4. Machine-checkable translation-status manifest

A single manifest (docs/i18n/translation-status.md, created in §8.2) records, per (language, page): the source path, the source commit hash the translation was made from, the translated-at commit, a status (e.g. translated / stale / missing), and a reviewer. Because each entry pins the source commit, the §8.6 consistency lint can flag any translation whose recorded source commit is older than the English file's latest commit — turning staleness into a CI-detectable condition rather than a reader's surprise.

5. Terminology glossary

A glossary (docs/i18n/glossary.md, §8.2) maps each canonical term to its zh-Hans and ja rendering, including explicit "keep in English" entries for established technical terms (free list, RAII, Pimpl, O(1), …) so translators are consistent and don't over-translate terms of art.

Alternatives Considered

  • A SaaS translation platform (Crowdin / Transifex / Weblate). Rejected: it introduces the project's first dependency on an external service in the docs pipeline, against the spec §3.3 philosophy, and is heavy machinery for a two-language, file-based didactic doc set. File-based Markdown on GitHub renders directly and needs nothing.
  • Localize everything, including ADRs / CHANGELOG / ROADMAP. Rejected: ADRs are immutable (a translation can never be re-synced), and the ledger/roadmap churn every release, so their translations would be perpetually stale — the opposite of a trustworthy normative record. The English-working-language rule (AGENTS.md §2) already covers the contract docs.
  • gettext / .po catalogues. Rejected: designed for short UI strings, not long-form prose; adds a tooling dependency and an extraction/merge build step for no benefit over per-page Markdown.
  • One big bilingual file per page (side-by-side English + translation). Rejected: doubles the churn of every English edit, is hard to read, and defeats the 1:1 staleness tracking.
  • A branch (or fork) per language. Rejected: merge-conflict treadmill, no single browsable tree, and translations drift from master invisibly.
  • No manifest — track staleness by convention. Rejected: "translation silently lags source" is the dominant failure mode; without a commit-pinned manifest the §8.6 lint cannot detect it, and the system degrades to untrustworthy stale pages.

Consequences

Positive

  • One settled shape for every later i18n item: §8.2 scaffolds it, §8.3/§8.4 fill it, §8.6 enforces it.
  • English stays the single source of truth; translations are clearly a convenience layer with an explicit fallback, so a missing/stale page never misleads.
  • Staleness is a machine-checkable fact (manifest + §8.6 lint), not a reader's gamble.
  • Zero external dependencies — consistent with the whole project; GitHub renders the translated Markdown with no toolchain.
  • The translatable surface is bounded (four English areas), so the per-release translation burden is predictable.

Negative / limitations

  • Translations are maintained by hand and must be re-synced when their English source changes; the manifest makes the lag visible but does not fix it.
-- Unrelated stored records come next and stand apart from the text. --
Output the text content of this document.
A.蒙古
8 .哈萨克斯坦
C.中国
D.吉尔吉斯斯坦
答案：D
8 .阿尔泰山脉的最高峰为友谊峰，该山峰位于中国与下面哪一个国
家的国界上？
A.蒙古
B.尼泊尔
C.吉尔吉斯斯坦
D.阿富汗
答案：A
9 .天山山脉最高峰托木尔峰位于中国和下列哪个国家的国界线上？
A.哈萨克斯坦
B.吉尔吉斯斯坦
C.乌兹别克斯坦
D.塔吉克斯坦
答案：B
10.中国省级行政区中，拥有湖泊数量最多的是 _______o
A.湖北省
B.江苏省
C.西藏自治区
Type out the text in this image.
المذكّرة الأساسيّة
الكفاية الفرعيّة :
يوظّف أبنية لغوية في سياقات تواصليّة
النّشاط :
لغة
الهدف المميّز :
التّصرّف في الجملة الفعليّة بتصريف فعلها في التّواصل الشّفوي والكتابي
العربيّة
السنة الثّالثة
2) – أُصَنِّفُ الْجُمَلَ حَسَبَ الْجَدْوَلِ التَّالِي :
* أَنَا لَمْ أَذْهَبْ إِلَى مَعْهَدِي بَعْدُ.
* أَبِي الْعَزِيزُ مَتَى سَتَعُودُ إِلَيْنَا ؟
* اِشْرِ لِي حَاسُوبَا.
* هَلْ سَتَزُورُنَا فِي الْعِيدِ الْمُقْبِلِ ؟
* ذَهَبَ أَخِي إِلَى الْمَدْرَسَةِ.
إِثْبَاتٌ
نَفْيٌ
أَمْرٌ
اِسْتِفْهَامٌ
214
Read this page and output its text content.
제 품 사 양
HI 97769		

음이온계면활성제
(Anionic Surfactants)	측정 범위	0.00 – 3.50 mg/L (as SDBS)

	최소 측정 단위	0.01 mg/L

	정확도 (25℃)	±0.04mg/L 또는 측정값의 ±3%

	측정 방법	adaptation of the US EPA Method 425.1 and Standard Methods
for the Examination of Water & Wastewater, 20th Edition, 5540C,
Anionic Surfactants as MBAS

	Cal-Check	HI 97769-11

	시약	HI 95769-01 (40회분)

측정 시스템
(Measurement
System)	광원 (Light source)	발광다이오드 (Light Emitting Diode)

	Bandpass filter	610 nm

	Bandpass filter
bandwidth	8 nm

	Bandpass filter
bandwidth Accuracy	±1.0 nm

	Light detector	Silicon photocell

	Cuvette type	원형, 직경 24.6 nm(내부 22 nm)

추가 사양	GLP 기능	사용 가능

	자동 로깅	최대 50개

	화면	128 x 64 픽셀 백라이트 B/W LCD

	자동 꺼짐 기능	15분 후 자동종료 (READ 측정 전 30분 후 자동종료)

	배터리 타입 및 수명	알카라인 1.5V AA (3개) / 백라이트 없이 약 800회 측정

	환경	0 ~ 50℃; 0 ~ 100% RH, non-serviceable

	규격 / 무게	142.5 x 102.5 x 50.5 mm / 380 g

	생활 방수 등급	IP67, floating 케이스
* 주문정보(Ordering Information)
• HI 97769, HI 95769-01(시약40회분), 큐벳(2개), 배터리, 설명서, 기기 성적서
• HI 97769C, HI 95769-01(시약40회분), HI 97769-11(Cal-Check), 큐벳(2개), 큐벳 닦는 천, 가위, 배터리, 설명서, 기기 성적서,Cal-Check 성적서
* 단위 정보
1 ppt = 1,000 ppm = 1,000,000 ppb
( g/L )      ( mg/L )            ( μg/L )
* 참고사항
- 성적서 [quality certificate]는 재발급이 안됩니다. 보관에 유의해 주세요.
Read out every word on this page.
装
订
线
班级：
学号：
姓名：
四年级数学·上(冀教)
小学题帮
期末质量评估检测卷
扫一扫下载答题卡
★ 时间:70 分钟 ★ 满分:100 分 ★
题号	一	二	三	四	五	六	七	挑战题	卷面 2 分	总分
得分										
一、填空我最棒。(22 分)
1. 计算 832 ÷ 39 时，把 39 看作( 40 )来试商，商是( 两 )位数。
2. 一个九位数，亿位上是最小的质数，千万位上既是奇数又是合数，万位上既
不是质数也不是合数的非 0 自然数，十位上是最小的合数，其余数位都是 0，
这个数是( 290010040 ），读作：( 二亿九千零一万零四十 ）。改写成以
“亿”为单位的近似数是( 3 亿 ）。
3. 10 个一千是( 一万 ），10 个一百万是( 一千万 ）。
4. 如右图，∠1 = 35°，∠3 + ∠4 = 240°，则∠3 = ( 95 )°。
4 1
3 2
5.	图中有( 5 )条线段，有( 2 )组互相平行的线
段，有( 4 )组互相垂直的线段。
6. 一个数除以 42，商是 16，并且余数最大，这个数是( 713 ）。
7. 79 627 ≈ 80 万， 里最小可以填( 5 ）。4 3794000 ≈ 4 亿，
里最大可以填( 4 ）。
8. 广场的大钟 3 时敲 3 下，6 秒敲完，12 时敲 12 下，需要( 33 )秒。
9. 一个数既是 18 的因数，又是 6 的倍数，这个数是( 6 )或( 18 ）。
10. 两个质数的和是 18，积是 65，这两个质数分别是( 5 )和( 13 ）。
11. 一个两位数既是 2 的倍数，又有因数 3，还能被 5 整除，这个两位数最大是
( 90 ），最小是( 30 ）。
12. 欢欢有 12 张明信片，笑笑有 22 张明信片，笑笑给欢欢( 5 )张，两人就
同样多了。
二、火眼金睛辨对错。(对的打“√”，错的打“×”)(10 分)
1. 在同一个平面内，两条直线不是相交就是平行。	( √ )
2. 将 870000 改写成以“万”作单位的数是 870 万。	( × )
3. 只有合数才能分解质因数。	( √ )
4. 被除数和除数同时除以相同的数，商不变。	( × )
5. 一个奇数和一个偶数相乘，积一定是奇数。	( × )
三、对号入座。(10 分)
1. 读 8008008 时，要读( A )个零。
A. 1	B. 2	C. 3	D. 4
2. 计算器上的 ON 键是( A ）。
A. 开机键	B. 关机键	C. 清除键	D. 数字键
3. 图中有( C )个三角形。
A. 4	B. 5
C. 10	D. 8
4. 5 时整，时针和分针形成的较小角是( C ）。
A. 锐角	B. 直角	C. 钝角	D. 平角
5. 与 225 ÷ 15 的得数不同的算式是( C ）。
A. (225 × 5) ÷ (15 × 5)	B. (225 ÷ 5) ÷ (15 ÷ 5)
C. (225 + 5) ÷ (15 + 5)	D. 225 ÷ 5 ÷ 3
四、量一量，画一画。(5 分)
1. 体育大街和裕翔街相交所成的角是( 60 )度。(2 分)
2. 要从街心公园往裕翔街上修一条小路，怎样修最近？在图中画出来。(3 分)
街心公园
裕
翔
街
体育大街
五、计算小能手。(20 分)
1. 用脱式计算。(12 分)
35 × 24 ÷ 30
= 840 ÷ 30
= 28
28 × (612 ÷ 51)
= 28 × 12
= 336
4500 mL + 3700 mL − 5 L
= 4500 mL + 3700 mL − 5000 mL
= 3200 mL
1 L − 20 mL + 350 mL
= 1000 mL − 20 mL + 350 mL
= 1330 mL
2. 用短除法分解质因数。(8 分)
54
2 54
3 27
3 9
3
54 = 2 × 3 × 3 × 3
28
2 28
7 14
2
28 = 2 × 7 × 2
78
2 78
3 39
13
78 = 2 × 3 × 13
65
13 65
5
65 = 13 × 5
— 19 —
The per-release maintenance step is real (and is part of what the §8.5 maintenance protocol will codify).
  • Contributors editing a localized English page should expect to mark its translations stale in the manifest (or the §8.6 lint will flag it) — a small new obligation, surfaced via §8.7.
  • Two languages now; adding a third is cheap structurally (a new <lang>/ tree + manifest column) but multiplies the translation-maintenance work.

Documentation updates landing in the same PR as this ADR

The scaffold itself (docs/i18n/README.md, the <lang>/ trees, translation-status.md, glossary.md) is §8.2, not this PR — this ADR is the decision; §8.2 is the implementation.

References

  • ADR-0013 — the Doxygen/Markdown split; i18n localizes a subset of the Markdown narrative only.
  • AGENTS.md §2 — English as the working language for on-disk artifacts.
  • docs/specs/01_spec_cpp_memory_pool.md §3.3 — the zero-external-dependency philosophy.
  • ROADMAP §8.1–§8.7 — the milestone this ADR opens.
  • BCP 47 language tags — zh-Hans, ja.